Они услыхали это явственно и оба сразу, ведь транзистор, маленькая «Селга», своим утренним концертом никак не мог перекрыть такой шум и фырчанье, с каким подкатил к дому и затормозил микроавтобус. И происходило все почти в точности так, как Ритма себе представляла: Вилис вскочил как ужаленный, одним махом вылил в рот остатки кофе, быстро, ловко и сноровисто, как фокусник или хомяк, запихал, затолкал за щеки кусок бутерброда и уже на бегу одной рукой подхватил куртку, другой — шапку, третьей — рюкзак и четвертой — ружье. Скрипнуло, чавкнуло, топнуло, грохнуло… На дворе опять зафырчал мотор. Так, был Вилис и нету — хоть бы слово ей, хоть бы один взгляд.

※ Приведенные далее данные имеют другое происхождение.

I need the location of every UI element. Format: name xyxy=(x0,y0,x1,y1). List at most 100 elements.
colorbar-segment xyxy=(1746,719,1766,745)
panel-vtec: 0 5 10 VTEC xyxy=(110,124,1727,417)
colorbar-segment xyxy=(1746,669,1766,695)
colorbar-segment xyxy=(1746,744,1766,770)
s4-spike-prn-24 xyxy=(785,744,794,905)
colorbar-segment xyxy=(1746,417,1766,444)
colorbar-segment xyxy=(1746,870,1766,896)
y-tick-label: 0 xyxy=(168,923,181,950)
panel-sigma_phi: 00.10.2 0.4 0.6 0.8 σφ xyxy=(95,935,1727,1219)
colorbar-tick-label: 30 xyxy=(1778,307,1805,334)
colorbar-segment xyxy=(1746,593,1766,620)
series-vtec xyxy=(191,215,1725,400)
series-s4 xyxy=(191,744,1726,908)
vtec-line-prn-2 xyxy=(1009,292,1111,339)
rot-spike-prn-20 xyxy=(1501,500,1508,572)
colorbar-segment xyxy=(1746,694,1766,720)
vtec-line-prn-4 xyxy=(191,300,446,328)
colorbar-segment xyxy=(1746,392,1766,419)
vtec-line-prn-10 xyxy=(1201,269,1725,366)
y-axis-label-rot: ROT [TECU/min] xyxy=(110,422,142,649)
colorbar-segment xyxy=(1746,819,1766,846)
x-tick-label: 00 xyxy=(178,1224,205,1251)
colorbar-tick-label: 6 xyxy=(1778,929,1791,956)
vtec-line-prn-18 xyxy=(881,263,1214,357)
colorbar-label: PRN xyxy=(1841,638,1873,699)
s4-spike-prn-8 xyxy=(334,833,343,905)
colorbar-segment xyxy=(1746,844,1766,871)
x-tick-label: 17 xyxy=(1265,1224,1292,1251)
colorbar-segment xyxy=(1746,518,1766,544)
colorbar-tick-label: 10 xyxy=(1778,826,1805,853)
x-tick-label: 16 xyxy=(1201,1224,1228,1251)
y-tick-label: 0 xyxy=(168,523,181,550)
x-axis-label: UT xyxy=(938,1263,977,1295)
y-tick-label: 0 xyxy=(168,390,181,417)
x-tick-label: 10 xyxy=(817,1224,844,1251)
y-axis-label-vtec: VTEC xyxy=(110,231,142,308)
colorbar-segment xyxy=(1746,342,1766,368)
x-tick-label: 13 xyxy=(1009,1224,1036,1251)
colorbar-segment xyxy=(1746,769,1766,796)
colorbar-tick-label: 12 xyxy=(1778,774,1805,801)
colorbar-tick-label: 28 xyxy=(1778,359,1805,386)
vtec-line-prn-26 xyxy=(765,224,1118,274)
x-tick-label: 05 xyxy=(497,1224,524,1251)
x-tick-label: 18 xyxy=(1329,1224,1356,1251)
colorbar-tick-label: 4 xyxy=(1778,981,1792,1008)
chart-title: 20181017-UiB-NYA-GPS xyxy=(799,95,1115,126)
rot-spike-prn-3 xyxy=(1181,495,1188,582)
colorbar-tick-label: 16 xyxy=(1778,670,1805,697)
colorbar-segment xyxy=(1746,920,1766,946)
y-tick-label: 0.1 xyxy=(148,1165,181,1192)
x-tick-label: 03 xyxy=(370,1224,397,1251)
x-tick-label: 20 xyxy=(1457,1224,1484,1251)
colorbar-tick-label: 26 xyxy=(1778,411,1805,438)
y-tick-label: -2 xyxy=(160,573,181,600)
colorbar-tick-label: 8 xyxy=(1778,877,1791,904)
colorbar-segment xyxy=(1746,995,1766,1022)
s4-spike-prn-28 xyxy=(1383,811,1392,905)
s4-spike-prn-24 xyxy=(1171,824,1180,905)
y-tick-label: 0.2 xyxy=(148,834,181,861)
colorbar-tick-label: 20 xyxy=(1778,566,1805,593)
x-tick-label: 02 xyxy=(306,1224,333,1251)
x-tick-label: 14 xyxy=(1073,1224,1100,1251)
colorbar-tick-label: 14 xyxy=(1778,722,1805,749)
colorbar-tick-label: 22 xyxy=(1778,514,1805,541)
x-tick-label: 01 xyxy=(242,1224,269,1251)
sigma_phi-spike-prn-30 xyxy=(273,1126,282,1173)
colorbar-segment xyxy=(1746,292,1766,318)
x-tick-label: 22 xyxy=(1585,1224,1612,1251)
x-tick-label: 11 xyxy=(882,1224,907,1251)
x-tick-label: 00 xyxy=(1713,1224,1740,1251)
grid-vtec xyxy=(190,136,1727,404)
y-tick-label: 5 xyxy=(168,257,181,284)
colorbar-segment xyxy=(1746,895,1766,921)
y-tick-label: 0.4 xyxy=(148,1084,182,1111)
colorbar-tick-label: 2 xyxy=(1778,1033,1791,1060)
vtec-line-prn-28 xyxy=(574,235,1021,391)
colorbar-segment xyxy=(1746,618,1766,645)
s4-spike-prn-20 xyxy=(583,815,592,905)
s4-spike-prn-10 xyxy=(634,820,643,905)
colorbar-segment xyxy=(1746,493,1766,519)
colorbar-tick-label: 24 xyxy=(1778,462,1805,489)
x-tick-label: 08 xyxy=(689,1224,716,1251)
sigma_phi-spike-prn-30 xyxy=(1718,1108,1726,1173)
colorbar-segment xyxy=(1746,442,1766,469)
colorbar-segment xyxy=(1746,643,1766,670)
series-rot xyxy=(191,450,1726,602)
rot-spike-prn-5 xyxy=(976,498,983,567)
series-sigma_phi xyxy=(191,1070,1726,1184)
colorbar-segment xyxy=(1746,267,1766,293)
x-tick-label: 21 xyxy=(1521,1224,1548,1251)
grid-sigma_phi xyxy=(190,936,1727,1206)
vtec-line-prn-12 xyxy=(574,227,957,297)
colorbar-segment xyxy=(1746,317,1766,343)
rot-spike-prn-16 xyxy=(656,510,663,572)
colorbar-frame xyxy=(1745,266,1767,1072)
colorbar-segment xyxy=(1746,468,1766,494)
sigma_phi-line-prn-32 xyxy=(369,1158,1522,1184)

И, сидя по-прежнему в той же позе, Ритма какое-то время еще вслушивалась в стихающий шум мотора, пока не почувствовала, что отдавила себе локти, быстро выпрямилась и, прислонясь спиной к стене, обняла руками плечи, будто грея себя, или себя жалея, или с удовольствием ощущая в ладонях свое полное сбитое тело. Чужая радиостанция из дальней дали передавала известия, но Ритма не выключила транзистор, не стала искать и музыку. Звуки незнакомого языка ей не мешали, она вслушивалась в них, как в шум дождя и шорох листвы, слыша все и в то же время не слыша ничего. Сквозь монотонное журчанье голоса, как свет или как дым, снаружи в кухню сочилась тишина, и Ритма вздохнула, и это мог быть вздох огорчения, но, возможно, и облегчения, ведь теперь она была свободна до самого вечера — зачумленная делами, которых не переделать, и вольная как птица.